Jimmy’s reflexive fear of sentiment is a powerful force in the book, and it works both for and against what Doyle is trying to achieve. In refusing to turn Jimmy into some sad, caterwauling victim baying at the moon, Doyle keeps the book from being just another sickness story. It’s Jimmy’s story through and through. Within a few dozen pages, he has pushed on past the cancer and is concerned more with the other matters that will not wait; family, the bills, what to do about that old female friend he just ran into who seems keen. Most problematic is work at the small excavatory Irish music site he started (“Finding old bands and finding the people who loved them”) whose fortunes were as bitterly unforgiving as any 21st century creative enterprise.
But most of Jimmy is buried so deep, it’s hard for the novel to get at it. His narration allows the occasional interjection of honest feeling (“He actually loved the job”). But the guts of The Guts are Doyle’s patented sprawl of raggle-taggle conversation, internal and external. This is a book that just hoofs along larkishly, its Jimmy expecting nothing much out of life but the occasional joys of his steadfastly middle-class Dublin life.
After a time, though, Doyle appears to have dug his narrator too deep into a foxhole.

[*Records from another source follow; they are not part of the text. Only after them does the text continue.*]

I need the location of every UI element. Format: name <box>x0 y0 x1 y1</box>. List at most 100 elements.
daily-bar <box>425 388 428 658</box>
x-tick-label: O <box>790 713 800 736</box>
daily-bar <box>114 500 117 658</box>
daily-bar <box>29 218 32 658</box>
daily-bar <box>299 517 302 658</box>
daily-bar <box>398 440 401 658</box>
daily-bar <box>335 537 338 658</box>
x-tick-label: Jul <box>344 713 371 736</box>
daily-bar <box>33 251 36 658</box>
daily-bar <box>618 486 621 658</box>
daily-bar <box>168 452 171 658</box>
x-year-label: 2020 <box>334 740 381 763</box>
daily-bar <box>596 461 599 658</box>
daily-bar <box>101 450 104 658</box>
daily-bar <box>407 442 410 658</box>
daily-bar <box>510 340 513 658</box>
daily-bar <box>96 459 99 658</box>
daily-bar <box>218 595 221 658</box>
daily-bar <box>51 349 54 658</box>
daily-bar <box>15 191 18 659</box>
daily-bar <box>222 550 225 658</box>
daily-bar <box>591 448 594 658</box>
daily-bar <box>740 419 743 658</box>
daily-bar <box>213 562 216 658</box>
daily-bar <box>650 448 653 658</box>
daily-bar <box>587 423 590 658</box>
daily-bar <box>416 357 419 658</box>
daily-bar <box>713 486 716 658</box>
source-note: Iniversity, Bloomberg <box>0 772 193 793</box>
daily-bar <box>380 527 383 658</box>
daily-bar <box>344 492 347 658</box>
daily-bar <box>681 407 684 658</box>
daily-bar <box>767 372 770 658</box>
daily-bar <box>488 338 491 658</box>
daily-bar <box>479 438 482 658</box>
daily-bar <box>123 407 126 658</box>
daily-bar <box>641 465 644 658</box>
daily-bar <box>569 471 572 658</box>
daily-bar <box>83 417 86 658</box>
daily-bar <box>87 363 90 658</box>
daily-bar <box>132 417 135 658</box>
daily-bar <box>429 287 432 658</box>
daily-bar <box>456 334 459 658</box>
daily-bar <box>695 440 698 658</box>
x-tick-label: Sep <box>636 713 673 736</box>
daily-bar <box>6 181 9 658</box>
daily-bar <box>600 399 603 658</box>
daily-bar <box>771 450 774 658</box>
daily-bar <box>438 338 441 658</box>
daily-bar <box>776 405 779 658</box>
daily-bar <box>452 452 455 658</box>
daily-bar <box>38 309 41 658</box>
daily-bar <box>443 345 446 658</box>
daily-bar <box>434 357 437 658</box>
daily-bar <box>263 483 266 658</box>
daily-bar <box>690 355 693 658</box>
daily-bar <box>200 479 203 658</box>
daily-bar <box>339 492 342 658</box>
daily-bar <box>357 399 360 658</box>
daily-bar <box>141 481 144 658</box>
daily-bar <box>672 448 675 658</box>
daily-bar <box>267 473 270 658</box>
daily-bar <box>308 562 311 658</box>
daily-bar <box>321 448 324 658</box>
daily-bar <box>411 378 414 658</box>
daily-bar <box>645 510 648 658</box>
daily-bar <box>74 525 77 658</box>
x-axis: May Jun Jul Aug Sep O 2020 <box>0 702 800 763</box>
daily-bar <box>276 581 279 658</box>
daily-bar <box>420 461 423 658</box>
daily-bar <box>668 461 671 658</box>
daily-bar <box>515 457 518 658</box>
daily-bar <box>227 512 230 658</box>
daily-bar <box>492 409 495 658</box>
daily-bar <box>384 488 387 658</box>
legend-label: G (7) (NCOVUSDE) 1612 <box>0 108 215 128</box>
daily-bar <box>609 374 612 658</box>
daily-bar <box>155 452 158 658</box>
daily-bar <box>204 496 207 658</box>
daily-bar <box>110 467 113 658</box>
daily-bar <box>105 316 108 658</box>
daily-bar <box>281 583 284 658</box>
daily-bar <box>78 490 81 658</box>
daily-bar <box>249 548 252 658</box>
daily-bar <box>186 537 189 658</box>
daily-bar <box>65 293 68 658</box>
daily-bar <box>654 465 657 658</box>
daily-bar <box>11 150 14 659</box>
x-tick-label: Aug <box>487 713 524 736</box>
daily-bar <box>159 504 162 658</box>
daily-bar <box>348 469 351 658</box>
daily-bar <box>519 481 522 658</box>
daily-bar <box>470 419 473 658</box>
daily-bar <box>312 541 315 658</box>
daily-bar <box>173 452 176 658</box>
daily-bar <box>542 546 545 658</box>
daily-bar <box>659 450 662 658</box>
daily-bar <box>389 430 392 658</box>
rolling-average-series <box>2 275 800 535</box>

It’s one thing for Jimmy to refuse to admit to his family and occasional friend (the comic difficulty of middle-aged men making and keeping friends is one of the book’s better twists) how he’s feeling, but another to keep it from the reader. This is repression on a whole new scale, where there are whole stretches of the book that go by without the reader being able to quite discern where Jimmy’s head is at, even though he’s been talking at you the entire time.
Doyle drops in hints of the old music-loving Jimmy here and there, noting him reading a Jah Wobble or Patti Smith autobiography before bed, or coming out with a suddenly vehement opinion on Supertramp. But often it’s as though the take-no-prisoners musical pirate of The Commitments has disappeared entirely inside the stolid home-owning family man he has become, only to surface at dramatically convenient times.
This would have proved less of a problem for the novel had Doyle gone with a different ending. Where the book works best is in its smaller moments, those corner bits of talk caught while having a coffee or a pint or even just Jimmy thinking to himself. Whenever it goes bigger, the plot has difficulty convincing. This is particularly true with the Nick Hornby-ish developments later on that resurrect the old Jimmy for some classic management skullduggery and having a quietly middle-aged epiphany at an outdoor rock festival.
It’s a frustrating turn of events. There are flashes in the book of Doyle’s uncompromising greatness, delivering his comedy not just with a smile but a slap. Take the moment when Jimmy listens to a song and considers its greatness:
It had none of the Paddy, none of the dishonesty at the core of every Irish song Jimmy had ever heard, except ‘Teenage Kicks’ and maybe ‘The Boys Are Back in Town’.
This isn’t to say that The Guts, for all its fierce hilarity and chatter and hatred of sentimental shite, isn’t an honest novel. But it is never quite honest enough with itself as Jimmy would have wanted it to be.